How do you react when you experience failure?
How do you feel when you do badly in an assessment?
Do you make a judgement about your ability based on a result?
Is the obstacle, setback or failure proof that you don’t have the ability to succeed?
Carol Dweck, a Professor of Psychology at Stanford University, has studied the reactions people have to failure.
Amongst her findings, she has discovered that when people attribute failures to their worth as a person, and as a finite measure of their ability, it leads to increased levels of anxiety and the tendency to avoid challenges that may result in further failure. She calls this a ‘fixed mindset’ – the way we think about ourselves can’t be challenged or improved.

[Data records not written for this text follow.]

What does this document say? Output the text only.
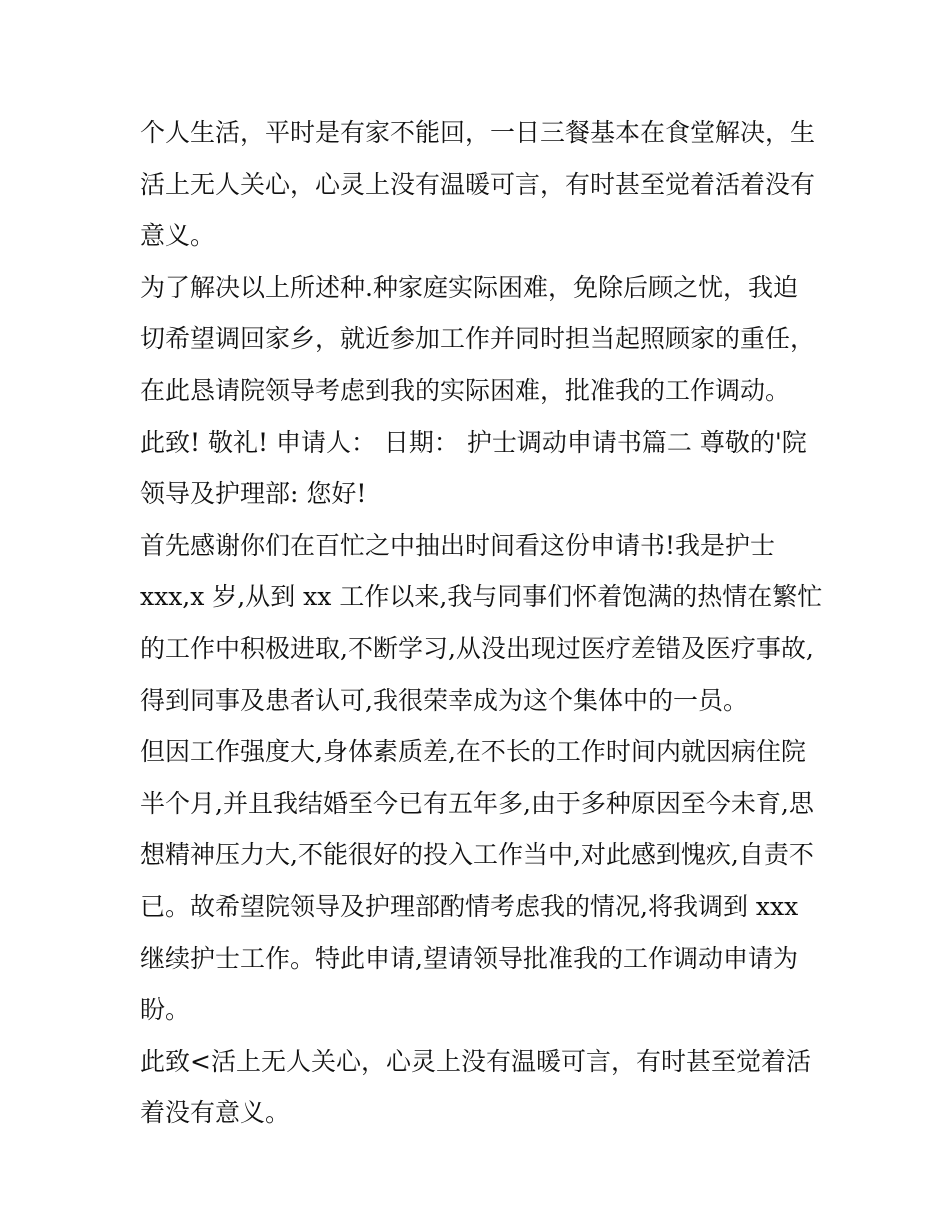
个人生活，平时是有家不能回，一日三餐基本在食堂解决，生
活上无人关心，心灵上没有温暖可言，有时甚至觉着活着没有
意义。
为了解决以上所述种.种家庭实际困难，免除后顾之忧，我迫
切希望调回家乡，就近参加工作并同时担当起照顾家的重任，
在此恳请院领导考虑到我的实际困难，批准我的工作调动。
此致! 敬礼! 申请人： 日期： 护士调动申请书篇二 尊敬的'院
领导及护理部: 您好!
首先感谢你们在百忙之中抽出时间看这份申请书!我是护士
xxx,x 岁,从到 xx 工作以来,我与同事们怀着饱满的热情在繁忙
的工作中积极进取,不断学习,从没出现过医疗差错及医疗事故,
得到同事及患者认可,我很荣幸成为这个集体中的一员。
但因工作强度大,身体素质差,在不长的工作时间内就因病住院
半个月,并且我结婚至今已有五年多,由于多种原因至今未育,思
想精神压力大,不能很好的投入工作当中,对此感到愧疚,自责不
已。故希望院领导及护理部酌情考虑我的情况,将我调到 xxx
继续护士工作。特此申请,望请领导批准我的工作调动申请为
盼。
此致<活上无人关心，心灵上没有温暖可言，有时甚至觉着活
着没有意义。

Professor Dweck suggests there is a different, more constructive way to approach failure, obstacles and setbacks. She encourages us to think about our talents and abilities as being constantly developing, and challenges, such as assessments, as good ways to try out our skills and help us get smarter. The results we get from assessments can give us information about ourselves that we can use to learn and set new goals for the future. This approach is what she calls a ‘growth mindset’.
In this ‘growth mindset’ way of thinking, our ability is not set and we can develop our abilities, skills and knowledge through hard work, strategic planning, with help and mentoring from others.
Reframe Your Thinking
Can you react to failure in a constructive way? How can you reframe failure so that it enhances your learning?

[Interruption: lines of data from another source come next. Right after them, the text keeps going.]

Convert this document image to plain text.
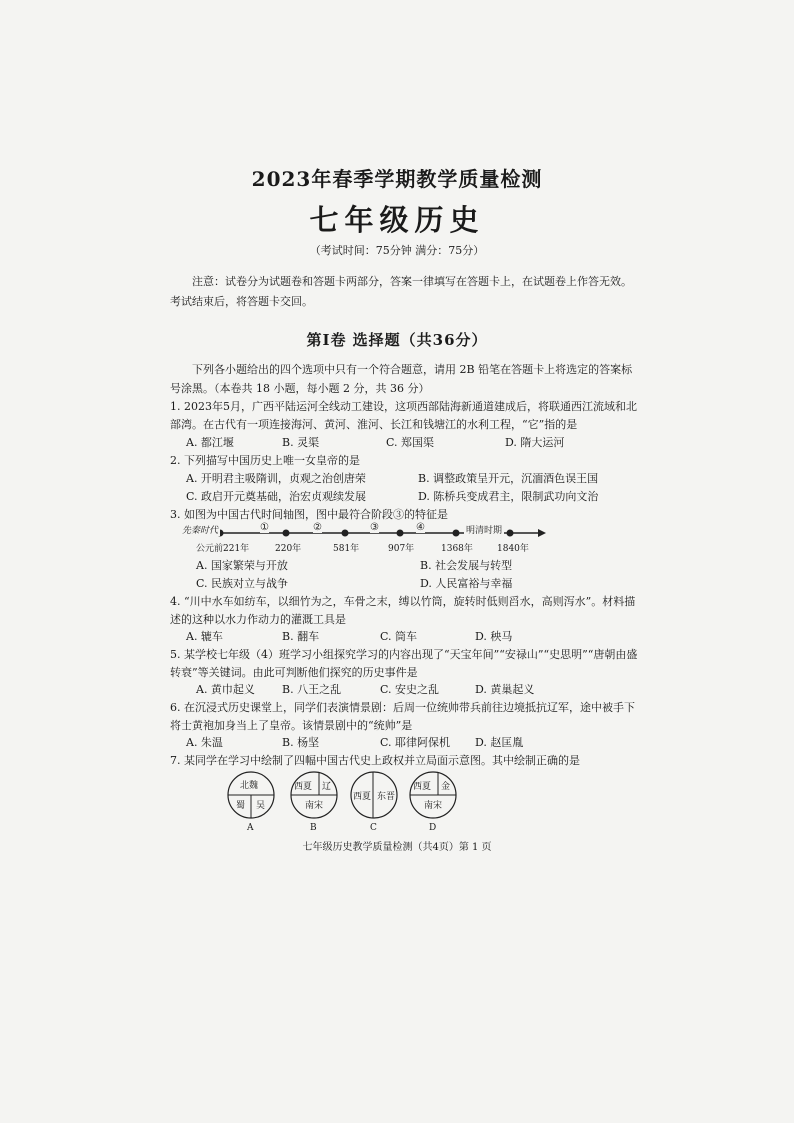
2023年春季学期教学质量检测
七年级历史
（考试时间：75分钟 满分：75分）
注意：试卷分为试题卷和答题卡两部分，答案一律填写在答题卡上，在试题卷上作答无效。考试结束后，将答题卡交回。
第Ⅰ卷 选择题（共36分）
下列各小题给出的四个选项中只有一个符合题意，请用 2B 铅笔在答题卡上将选定的答案标号涂黑。（本卷共 18 小题，每小题 2 分，共 36 分）
1. 2023年5月，广西平陆运河全线动工建设，这项西部陆海新通道建成后，将联通西江流域和北部湾。在古代有一项连接海河、黄河、淮河、长江和钱塘江的水利工程，“它”指的是
A. 都江堰	B. 灵渠	C. 郑国渠	D. 隋大运河
2. 下列描写中国历史上唯一女皇帝的是
A. 开明君主吸隋训，贞观之治创唐荣	B. 调整政策呈开元，沉湎酒色误王国
C. 政启开元奠基础，治宏贞观续发展	D. 陈桥兵变成君主，限制武功向文治
3. 如图为中国古代时间轴图，图中最符合阶段③的特征是
先秦时代	①	②	③	④	明清时期
公元前221年	220年	581年	907年	1368年	1840年
A. 国家繁荣与开放	B. 社会发展与转型
C. 民族对立与战争	D. 人民富裕与幸福
4. “川中水车如纺车，以细竹为之，车骨之末，缚以竹筒，旋转时低则舀水，高则泻水”。材料描述的这种以水力作动力的灌溉工具是
A. 辘车	B. 翻车	C. 筒车	D. 秧马
5. 某学校七年级（4）班学习小组探究学习的内容出现了“天宝年间”“安禄山”“史思明”“唐朝由盛转衰”等关键词。由此可判断他们探究的历史事件是
A. 黄巾起义 B. 八王之乱	C. 安史之乱	D. 黄巢起义
6. 在沉浸式历史课堂上，同学们表演情景剧：后周一位统帅带兵前往边境抵抗辽军，途中被手下将士黄袍加身当上了皇帝。该情景剧中的“统帅”是
A. 朱温	B. 杨坚	C. 耶律阿保机 D. 赵匡胤
7. 某同学在学习中绘制了四幅中国古代史上政权并立局面示意图。其中绘制正确的是
北魏
蜀 吴
A
西夏 辽
南宋
B
西夏 东晋
C
西夏 金
南宋
D
七年级历史教学质量检测（共4页）第 1 页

Dweck says you can reframe your thinking about failure by asking yourself these questions:
- What is this teaching me?
- Where should I go next?
- Should I talk to the teacher about how I can learn this better?
- Can I make a commitment to improve my efforts and develop a strategy to learn this better?
- What did I do well?
- How does this assessment give me information about how I can change my practices to learn new things?
Over the school holidays, spend some time thinking about how you can modify your reaction to failure, and how you can use it as motivation to learn, grow and achieve everything you are capable of.